Este fechamento total impediu os muçulmanos de realizar as orações de sexta-feira em Al-Aqsa, o terceiro local mais sagrado do Islã. O fechamento coincide com o bloqueio total de Israel da Cisjordânia ocupada, imposto após sua agressão militar contra o Irã.

Críticos argumentam que o timing e o escopo do fechamento refletem um esforço mais amplo e calculado pela força ocupante para afirmar controle mais profundo sobre o complexo da Mesquita de Al-Aqsa—esforços que se intensificaram nos últimos anos e escalaram sob o pretexto de medidas de segurança.

Aoun Bazbaz, diretor de assuntos internacionais, diplomacia e turismo do Waqf Islâmico em Jerusalém, expressou preocupação sobre as implicações mais profundas do fechamento. "Os israelenses alegaram que o fechamento foi para 'proteger as pessoas'—mas apenas funcionários do Waqf foram autorizados a entrar em al-Aqsa desde então", disse ele ao Middle East Eye. "O problema real é que não recebemos garantias sobre quando reabrirá. Essa incerteza é profundamente suspeita."

Bazbaz alertou que o regime estava usando o conflito regional como cobertura política. "Não há dúvida de que Israel está usando as condições atuais de guerra para impor novas restrições e criar novos fatos no terreno", disse ele. "Enquanto o mundo—e particularmente o mundo islâmico—está focado em Gaza e no Irã, Israel está silenciosamente avançando seus planos em al-Aqsa."

Ele acrescentou que esforços de longa data para dividir o complexo da mesquita estão próximos da conclusão. "Por mais de 20 anos, eles têm trabalhado para dividir a mesquita em termos de tempo e espaço—e 99% desse plano foi agora implementado. As horas do dia são para invasões e turistas. Tornou-se o novo normal."

Bazbaz também chamou atenção para a crescente presença de colonos no local, especialmente na seção Bab al-Rahma, que disse ter sido não oficialmente transformada em um local de adoração judaica. "Apenas ontem, eles estavam dançando lá, agradecendo [ao Ministro da Segurança Nacional] Ben-Gvir pelo que ele fez em al-Aqsa."
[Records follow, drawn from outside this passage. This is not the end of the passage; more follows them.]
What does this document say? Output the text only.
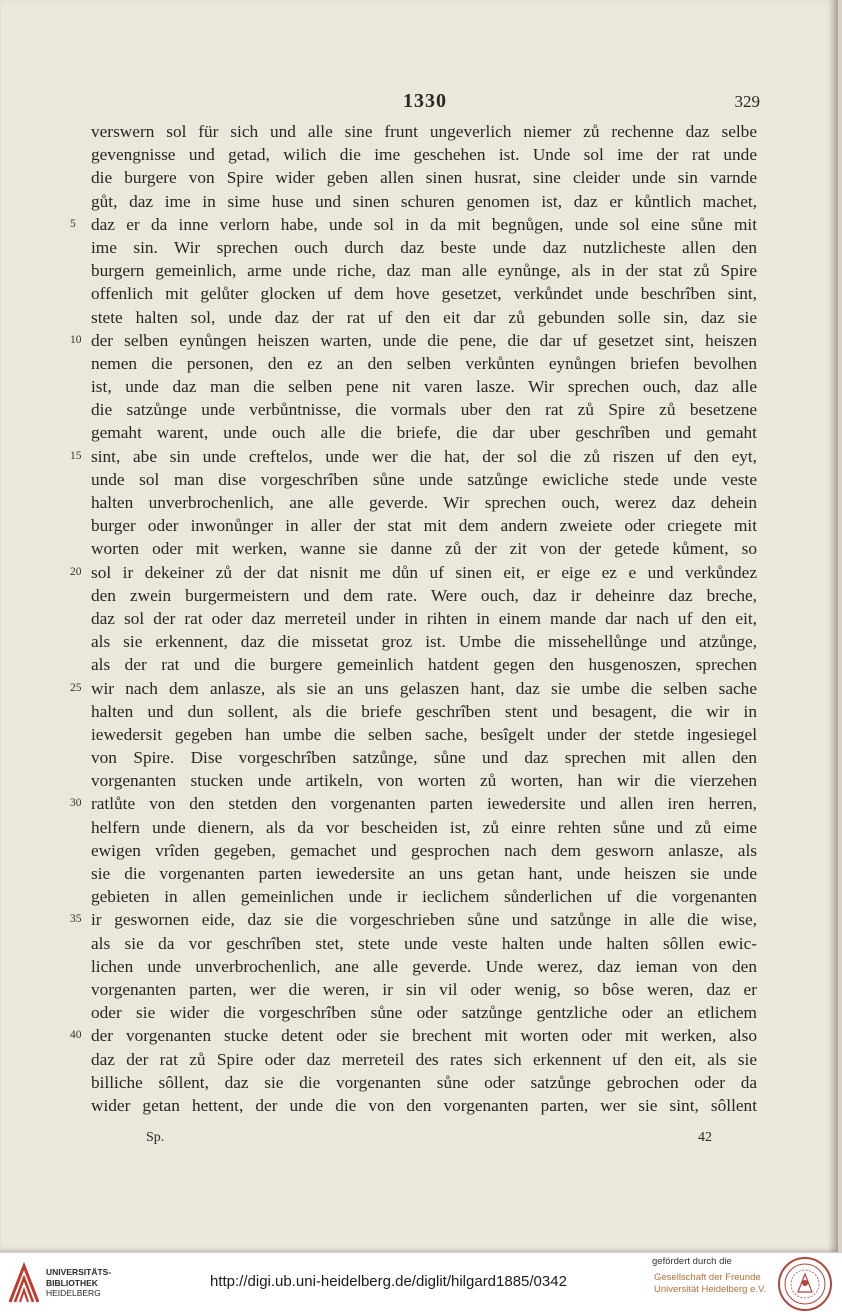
1330	329
verswern sol für sich und alle sine frunt ungeverlich niemer zů rechenne daz selbe
gevengnisse und getad, wilich die ime geschehen ist. Unde sol ime der rat unde
die burgere von Spire wider geben allen sinen husrat, sine cleider unde sin varnde
gůt, daz ime in sime huse und sinen schuren genomen ist, daz er kůntlich machet,
5 daz er da inne verlorn habe, unde sol in da mit begnůgen, unde sol eine sůne mit
ime sin. Wir sprechen ouch durch daz beste unde daz nutzlicheste allen den
burgern gemeinlich, arme unde riche, daz man alle eynůnge, als in der stat zů Spire
offenlich mit gelůter glocken uf dem hove gesetzet, verkůndet unde beschrîben sint,
stete halten sol, unde daz der rat uf den eit dar zů gebunden solle sin, daz sie
10 der selben eynůngen heiszen warten, unde die pene, die dar uf gesetzet sint, heiszen
nemen die personen, den ez an den selben verkůnten eynůngen briefen bevolhen
ist, unde daz man die selben pene nit varen lasze. Wir sprechen ouch, daz alle
die satzůnge unde verbůntnisse, die vormals uber den rat zů Spire zů besetzene
gemaht warent, unde ouch alle die briefe, die dar uber geschrîben und gemaht
15 sint, abe sin unde creftelos, unde wer die hat, der sol die zů riszen uf den eyt,
unde sol man dise vorgeschrîben sůne unde satzůnge ewicliche stede unde veste
halten unverbrochenlich, ane alle geverde. Wir sprechen ouch, werez daz dehein
burger oder inwonůnger in aller der stat mit dem andern zweiete oder criegete mit
worten oder mit werken, wanne sie danne zů der zit von der getede kůment, so
20 sol ir dekeiner zů der dat nisnit me důn uf sinen eit, er eige ez e und verkůndez
den zwein burgermeistern und dem rate. Were ouch, daz ir deheinre daz breche,
daz sol der rat oder daz merreteil under in rihten in einem mande dar nach uf den eit,
als sie erkennent, daz die missetat groz ist. Umbe die missehellůnge und atzůnge,
als der rat und die burgere gemeinlich hatdent gegen den husgenoszen, sprechen
25 wir nach dem anlasze, als sie an uns gelaszen hant, daz sie umbe die selben sache
halten und dun sollent, als die briefe geschrîben stent und besagent, die wir in
iewedersit gegeben han umbe die selben sache, besîgelt under der stetde ingesiegel
von Spire. Dise vorgeschrîben satzůnge, sůne und daz sprechen mit allen den
vorgenanten stucken unde artikeln, von worten zů worten, han wir die vierzehen
30 ratlůte von den stetden den vorgenanten parten iewedersite und allen iren herren,
helfern unde dienern, als da vor bescheiden ist, zů einre rehten sůne und zů eime
ewigen vrîden gegeben, gemachet und gesprochen nach dem gesworn anlasze, als
sie die vorgenanten parten iewedersite an uns getan hant, unde heiszen sie unde
gebieten in allen gemeinlichen unde ir ieclichem sůnderlichen uf die vorgenanten
35 ir geswornen eide, daz sie die vorgeschrieben sůne und satzůnge in alle die wise,
als sie da vor geschrîben stet, stete unde veste halten unde halten sôllen ewic-
lichen unde unverbrochenlich, ane alle geverde. Unde werez, daz ieman von den
vorgenanten parten, wer die weren, ir sin vil oder wenig, so bôse weren, daz er
oder sie wider die vorgeschrîben sůne oder satzůnge gentzliche oder an etlichem
40 der vorgenanten stucke detent oder sie brechent mit worten oder mit werken, also
daz der rat zů Spire oder daz merreteil des rates sich erkennent uf den eit, als sie
billiche sôllent, daz sie die vorgenanten sůne oder satzůnge gebrochen oder da
wider getan hettent, der unde die von den vorgenanten parten, wer sie sint, sôllent
Sp.	42
UNIVERSITÄTS-
BIBLIOTHEK
HEIDELBERG
http://digi.ub.uni-heidelberg.de/diglit/hilgard1885/0342
gefördert durch die
Gesellschaft der Freunde
Universität Heidelberg e.V.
Descrevendo o ritmo rápido das mudanças recentes, ele observou: "As mudanças nos últimos seis ou sete meses foram incrivelmente rápidas—tão rápidas que até mesmo a mídia não cobriu completamente o que está acontecendo. Eu disse à minha esposa ontem, baseado no que vi recentemente, não me surpreenderia se eles logo forçassem os fiéis a marcar consultas através de um aplicativo apenas para orar ao meio-dia ou à noite."

"Agora, com a guerra contra o Irã, estamos seriamente preocupados que ainda mais restrições estejam chegando", alertou.

Em conjunto com o fechamento da mesquita, Israel na sexta-feira fechou dezenas de postos de controle em toda a Cisjordânia ocupada. Bloqueios rodoviários também foram erguidos entre cidades e vilas, isolando ainda mais as comunidades palestinas. Notavelmente, a Ponte Allenby—o principal ponto de saída para palestinos viajando ao exterior—foi fechada pelas autoridades israelenses, restringindo ainda mais o movimento.